Many people in the UK won’t have heard of chia seed’s yet, but if regulators give the thumbs up, this US slimming superfood craze could soon be on it’s way.
Goji berries, kombucha, wheatgrass and acai berries. It rarely seems a year passes without at least one new health-food frenzy and Chia will soon be joining the list. So what exactly is it?
Chia, or Salvia hispanica L, is a member of the mint family from Mexico and South America. The flowering plant can sprout in a matter of days, but chia’s appeal is in the nutritional punch of its tiny seeds.
With more omega-3 fatty acids than salmon, tons of antioxidants and minerals, a huge source of protein and more fibre than flax seed, the seeds have been dubbed a “dieter’s dream”, “the running food”, “a miracle”, and “the ultimate super food”, by advocates and athletes.
To some the seeds taste utterly bland, but to others there is a slight nutty flavour. They also can seem expensive compared with other seeds and nuts.
In the UK, the seeds are only currently allowed for sale as a bread ingredient, but soon, the Advisory Committee on Novel Foods and Processes are thought to allow chia seeds in a wide variety of products including baked goods, breakfast cereals and nut and seed mixes.
Elsewhere in the world, chia-seed products have been popping up over the past few years. In 2011, 72 new chia products were brought on to the market and 28 new chia foods are already out this year, according to research group Mintel. Compare that with only seven new chia products for all of 2006 and you get an idea of its growing popularity.
In the US it is found in sweets, snack foods, seasonings, yogurt and even baby food.
To chia cheerleaders the seeds do no wrong.
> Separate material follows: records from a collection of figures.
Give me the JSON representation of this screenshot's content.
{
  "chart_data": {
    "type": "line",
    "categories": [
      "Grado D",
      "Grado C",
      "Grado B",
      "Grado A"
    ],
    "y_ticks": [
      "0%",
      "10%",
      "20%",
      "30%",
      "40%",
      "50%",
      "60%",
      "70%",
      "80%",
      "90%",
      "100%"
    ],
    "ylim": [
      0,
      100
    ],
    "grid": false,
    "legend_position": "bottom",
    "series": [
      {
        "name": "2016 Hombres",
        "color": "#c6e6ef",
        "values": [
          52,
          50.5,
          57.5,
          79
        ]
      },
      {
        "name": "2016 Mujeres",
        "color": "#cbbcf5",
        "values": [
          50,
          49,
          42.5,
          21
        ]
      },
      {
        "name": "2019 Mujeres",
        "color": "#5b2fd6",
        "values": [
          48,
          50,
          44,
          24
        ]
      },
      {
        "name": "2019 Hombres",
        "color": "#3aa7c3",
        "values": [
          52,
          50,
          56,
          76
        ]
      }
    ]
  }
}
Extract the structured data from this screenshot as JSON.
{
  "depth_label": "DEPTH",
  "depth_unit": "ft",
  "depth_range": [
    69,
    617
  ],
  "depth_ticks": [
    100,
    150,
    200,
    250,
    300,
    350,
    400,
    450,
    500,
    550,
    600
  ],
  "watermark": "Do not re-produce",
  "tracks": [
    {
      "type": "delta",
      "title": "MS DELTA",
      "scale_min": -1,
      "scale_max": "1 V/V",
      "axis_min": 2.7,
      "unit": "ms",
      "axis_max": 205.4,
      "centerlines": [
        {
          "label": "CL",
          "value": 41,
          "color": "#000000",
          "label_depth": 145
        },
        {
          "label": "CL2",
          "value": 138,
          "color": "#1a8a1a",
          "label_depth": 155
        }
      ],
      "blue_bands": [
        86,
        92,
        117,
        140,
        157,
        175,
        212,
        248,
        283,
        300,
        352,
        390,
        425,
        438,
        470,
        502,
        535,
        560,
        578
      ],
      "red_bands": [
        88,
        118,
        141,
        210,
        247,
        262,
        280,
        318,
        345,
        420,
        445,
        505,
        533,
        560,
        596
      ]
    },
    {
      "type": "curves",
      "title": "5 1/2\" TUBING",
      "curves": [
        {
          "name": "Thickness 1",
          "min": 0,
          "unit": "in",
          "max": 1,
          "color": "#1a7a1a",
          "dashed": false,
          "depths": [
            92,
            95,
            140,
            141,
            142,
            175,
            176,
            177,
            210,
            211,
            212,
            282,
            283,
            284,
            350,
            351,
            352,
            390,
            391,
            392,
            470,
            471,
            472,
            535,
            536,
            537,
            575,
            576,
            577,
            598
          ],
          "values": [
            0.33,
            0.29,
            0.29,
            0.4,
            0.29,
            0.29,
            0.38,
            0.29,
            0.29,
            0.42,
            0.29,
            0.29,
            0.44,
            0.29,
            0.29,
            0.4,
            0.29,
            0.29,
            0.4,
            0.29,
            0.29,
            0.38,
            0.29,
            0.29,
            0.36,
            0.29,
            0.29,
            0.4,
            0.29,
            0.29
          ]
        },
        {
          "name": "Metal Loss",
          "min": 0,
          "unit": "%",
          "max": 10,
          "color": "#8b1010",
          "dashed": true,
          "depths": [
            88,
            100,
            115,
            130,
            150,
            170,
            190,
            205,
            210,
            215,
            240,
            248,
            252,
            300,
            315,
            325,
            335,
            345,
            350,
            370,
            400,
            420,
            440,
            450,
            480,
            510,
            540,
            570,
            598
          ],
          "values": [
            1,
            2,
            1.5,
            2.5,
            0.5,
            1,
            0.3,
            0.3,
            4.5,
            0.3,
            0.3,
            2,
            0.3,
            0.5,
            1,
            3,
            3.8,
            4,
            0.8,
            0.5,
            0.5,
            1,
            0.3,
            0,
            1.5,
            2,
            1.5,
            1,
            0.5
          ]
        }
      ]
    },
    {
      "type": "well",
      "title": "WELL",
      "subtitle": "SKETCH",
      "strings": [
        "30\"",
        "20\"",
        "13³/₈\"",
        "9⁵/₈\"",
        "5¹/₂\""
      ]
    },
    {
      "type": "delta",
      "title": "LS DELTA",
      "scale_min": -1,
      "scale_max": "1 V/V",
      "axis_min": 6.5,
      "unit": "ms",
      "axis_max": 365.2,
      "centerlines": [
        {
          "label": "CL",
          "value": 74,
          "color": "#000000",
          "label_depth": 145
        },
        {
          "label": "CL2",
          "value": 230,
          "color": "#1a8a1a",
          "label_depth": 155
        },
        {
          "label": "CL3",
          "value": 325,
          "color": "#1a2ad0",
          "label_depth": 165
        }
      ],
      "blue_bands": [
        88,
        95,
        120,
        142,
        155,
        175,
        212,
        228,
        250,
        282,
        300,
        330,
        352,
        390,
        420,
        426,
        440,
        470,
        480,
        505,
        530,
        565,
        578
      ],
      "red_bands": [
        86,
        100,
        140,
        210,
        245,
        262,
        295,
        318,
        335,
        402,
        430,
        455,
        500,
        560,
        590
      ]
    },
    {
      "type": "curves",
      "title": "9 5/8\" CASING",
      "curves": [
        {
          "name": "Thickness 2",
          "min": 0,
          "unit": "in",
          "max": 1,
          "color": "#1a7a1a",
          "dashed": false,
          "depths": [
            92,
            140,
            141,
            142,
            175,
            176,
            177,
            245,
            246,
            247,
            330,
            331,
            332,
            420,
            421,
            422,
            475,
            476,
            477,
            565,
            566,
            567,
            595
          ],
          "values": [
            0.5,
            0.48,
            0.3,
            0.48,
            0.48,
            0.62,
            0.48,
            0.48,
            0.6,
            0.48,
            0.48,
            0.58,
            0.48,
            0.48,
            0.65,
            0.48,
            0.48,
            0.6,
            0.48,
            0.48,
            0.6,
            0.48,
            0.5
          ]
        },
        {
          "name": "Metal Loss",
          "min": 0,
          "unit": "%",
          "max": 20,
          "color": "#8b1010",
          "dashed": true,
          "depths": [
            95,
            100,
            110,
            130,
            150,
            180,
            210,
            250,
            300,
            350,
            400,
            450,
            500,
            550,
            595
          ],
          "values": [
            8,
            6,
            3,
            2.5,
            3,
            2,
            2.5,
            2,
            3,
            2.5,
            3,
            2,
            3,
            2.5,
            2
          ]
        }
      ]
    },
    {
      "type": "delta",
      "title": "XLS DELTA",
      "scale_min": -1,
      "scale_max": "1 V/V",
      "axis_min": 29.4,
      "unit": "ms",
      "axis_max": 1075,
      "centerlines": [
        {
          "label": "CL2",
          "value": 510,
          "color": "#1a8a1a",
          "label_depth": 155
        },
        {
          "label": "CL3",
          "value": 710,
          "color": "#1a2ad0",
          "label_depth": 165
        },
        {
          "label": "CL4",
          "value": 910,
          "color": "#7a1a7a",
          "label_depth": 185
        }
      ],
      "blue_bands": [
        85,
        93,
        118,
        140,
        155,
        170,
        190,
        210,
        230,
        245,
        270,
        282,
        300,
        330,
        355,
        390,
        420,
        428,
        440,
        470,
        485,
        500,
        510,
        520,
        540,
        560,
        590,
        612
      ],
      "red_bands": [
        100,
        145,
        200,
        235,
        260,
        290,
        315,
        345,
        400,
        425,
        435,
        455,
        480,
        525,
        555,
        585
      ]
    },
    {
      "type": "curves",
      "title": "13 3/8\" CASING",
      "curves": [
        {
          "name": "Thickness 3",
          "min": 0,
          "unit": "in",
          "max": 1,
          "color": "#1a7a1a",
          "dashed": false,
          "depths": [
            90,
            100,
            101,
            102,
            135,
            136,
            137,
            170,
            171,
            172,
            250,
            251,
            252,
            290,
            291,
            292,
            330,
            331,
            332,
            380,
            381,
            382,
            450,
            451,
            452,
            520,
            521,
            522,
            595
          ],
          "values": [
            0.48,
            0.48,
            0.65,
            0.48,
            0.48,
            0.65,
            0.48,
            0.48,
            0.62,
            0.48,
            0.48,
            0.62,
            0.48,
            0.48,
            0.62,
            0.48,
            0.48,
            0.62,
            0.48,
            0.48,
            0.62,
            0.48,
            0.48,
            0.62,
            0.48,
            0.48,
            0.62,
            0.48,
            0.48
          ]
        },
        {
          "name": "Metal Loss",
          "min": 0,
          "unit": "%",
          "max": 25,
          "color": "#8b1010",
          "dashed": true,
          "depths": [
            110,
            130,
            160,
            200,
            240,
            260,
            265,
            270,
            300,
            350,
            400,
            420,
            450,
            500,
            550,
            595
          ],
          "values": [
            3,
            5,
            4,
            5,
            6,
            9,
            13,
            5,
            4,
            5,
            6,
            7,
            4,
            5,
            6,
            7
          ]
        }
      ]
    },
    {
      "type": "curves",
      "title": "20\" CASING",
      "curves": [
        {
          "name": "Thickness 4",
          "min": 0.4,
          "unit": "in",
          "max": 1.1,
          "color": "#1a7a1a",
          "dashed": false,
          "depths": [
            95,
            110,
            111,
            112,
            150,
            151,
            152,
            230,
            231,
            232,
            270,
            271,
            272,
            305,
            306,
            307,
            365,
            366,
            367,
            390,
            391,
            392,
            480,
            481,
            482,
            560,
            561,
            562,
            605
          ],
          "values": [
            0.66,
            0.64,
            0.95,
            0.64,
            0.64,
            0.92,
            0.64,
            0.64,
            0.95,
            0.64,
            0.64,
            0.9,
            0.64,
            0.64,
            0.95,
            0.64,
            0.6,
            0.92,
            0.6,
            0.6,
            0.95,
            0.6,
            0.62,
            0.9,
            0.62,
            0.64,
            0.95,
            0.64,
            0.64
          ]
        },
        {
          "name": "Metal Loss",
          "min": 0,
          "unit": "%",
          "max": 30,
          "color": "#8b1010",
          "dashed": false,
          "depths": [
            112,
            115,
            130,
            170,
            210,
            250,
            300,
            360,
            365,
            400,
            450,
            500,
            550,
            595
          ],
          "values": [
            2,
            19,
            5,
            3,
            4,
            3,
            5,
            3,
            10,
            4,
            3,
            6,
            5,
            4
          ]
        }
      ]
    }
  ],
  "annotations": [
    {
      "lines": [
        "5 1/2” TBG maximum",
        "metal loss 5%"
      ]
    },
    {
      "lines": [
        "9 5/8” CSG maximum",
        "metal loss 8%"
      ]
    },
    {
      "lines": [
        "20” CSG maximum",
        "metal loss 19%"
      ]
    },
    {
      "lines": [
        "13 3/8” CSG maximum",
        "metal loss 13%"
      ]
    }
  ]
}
They claim chia reduces inflammation, improves heart health, and stabilises blood sugar levels and can aid weight loss A few tablespoons are touted as remedying just about anything – without any ill effects
What’s in 100g of chia?
(of which fibre is 41.2g)
Niacin (B3): 613mg
Thiamine (B1): 0.18mg
Riboflavin (B2): 0.04mg
Chia can be use in many added to many food and drinks, it can be mixed with yoghurts, added to soups and sprinkled on salads, the list is endless!
Here’s how to make a delicious Chia Seed Smoothie:
- Handful of frozen* blueberries
- 1 Banana
- 1/2 Cucumber
- Tsp Coconut oil
- Purple corn tea
- Tbsp Chia seeds
- Peel and pop the banana in the blender first
- Chop the cucumber and add (you can remove the skin if you prefer, though I like to keep it for the fibre)
- Pour in the berries
- Brew approx. 200ml purple corn tea and add (this is optional – you can use water or juice if you prefer)
- Add the coconut oil and chia seeds
- Blend together til’ smooth and to your desired consistency to drink
- Simple as that!
Would this ‘superfood’ be something you would add to your weekly shop?